Crist, the state's attorney general, hasn't been a huge cheerleader for the Medicaid overhaul, but supports it.

"I certainly think the pilot's worth a try," Crist said. "Any way that we can spread those dollars and therefore be able to offer health care to more of the poor in our state I think is worthy.

"I think we're all aware how much Medicaid takes up of our state budget currently, and if we don't do something to strive to get a handle on it we're not going to be able to continue to provide the kind of health care that the poor deserve," Crist said.

Those who are skeptical of the changes say they are concerned the issue has been relegated to the campaign's periphery.

Neither candidate talks much about it on the campaign trail, focusing their health care discussions instead on prescription drug costs, and the question of importing medicine from Canada.

Bob Wychulis, president of the Florida Association of Health Plans, said his sense is that while the two candidates may differ on the details, neither is against allowing a managed care approach for at least some Medicaid patients.

Almost 1 million Florida Medicaid patients - about half of the total - have already gone into voluntary managed care programs over the last decade, and few of those have returned to more traditional programs, Wychulis said.

"Member satisfaction rates have been high in all the managed-care plans," he said.

Advocates for the elderly are worried about the planned next phase of the Medicaid overhaul, which will shift more nursing home care into managed care plans as well.

Nearly 50,000 of the 75,000 Florida nursing home residents have that care paid for by Medicaid.

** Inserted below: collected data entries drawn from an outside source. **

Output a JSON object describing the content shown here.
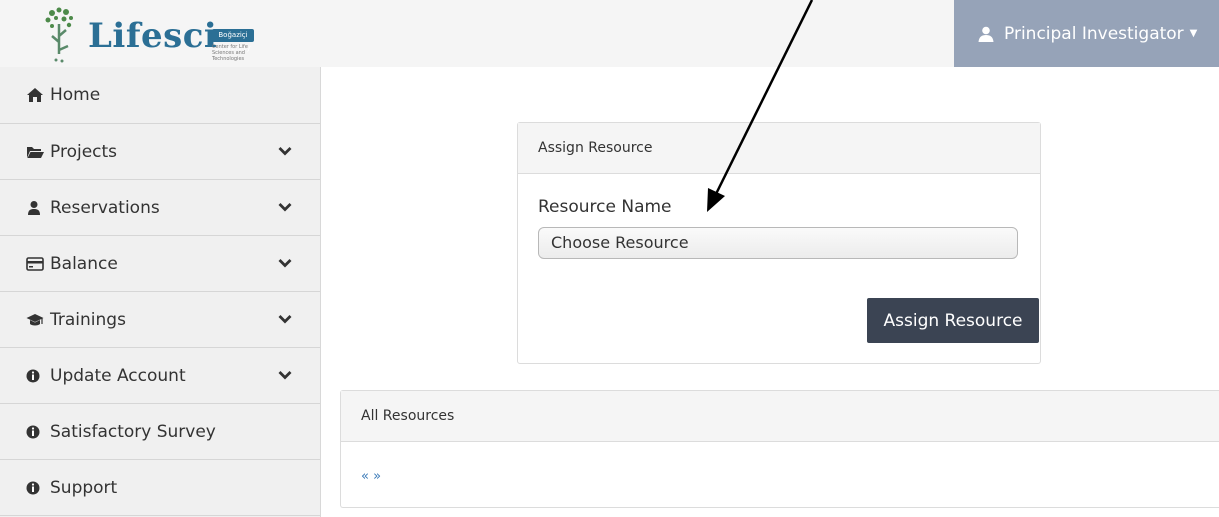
{
  "header": {
    "logo_text": "Lifesci",
    "logo_badge": "Boğaziçi University",
    "logo_subtext": "Center for Life Sciences and Technologies",
    "user_menu_label": "Principal Investigator",
    "user_icon": "user-icon",
    "caret_icon": "caret-down-icon"
  },
  "sidebar": {
    "items": [
      {
        "label": "Home",
        "icon": "home-icon",
        "expandable": false
      },
      {
        "label": "Projects",
        "icon": "folder-open-icon",
        "expandable": true
      },
      {
        "label": "Reservations",
        "icon": "user-icon",
        "expandable": true
      },
      {
        "label": "Balance",
        "icon": "credit-card-icon",
        "expandable": true
      },
      {
        "label": "Trainings",
        "icon": "graduation-cap-icon",
        "expandable": true
      },
      {
        "label": "Update Account",
        "icon": "info-circle-icon",
        "expandable": true
      },
      {
        "label": "Satisfactory Survey",
        "icon": "info-circle-icon",
        "expandable": false
      },
      {
        "label": "Support",
        "icon": "info-circle-icon",
        "expandable": false
      }
    ]
  },
  "assign_panel": {
    "title": "Assign Resource",
    "field_label": "Resource Name",
    "select_value": "Choose Resource",
    "button_label": "Assign Resource"
  },
  "all_resources_panel": {
    "title": "All Resources",
    "pager": "« »"
  },
  "colors": {
    "accent": "#96a3b8",
    "button": "#3b4453",
    "link": "#3a7ab8",
    "logo": "#2b6f95"
  }
}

Under the proposed "Florida Senior Care" plan, nursing home patients could be shifted into HMOs, which would manage their nursing home care.

One group that has concerns is the massive senior lobby, AARP, although like other nonprofits it can't endorse candidates.

AARP argues that managed care may be fine for some nursing home patients, but shouldn't be mandatory.

"Consumers want the opportunity to make their own decisions about long-term services and supports so they can maintain their dignity and maximize their independence," the group said in a recent issue paper.

AARP spokesman Dave Bruns said many managed-care plans wouldn't likely let seniors pick their own long-term care facility.

"Our biggest concern is freedom of choice," Bruns said.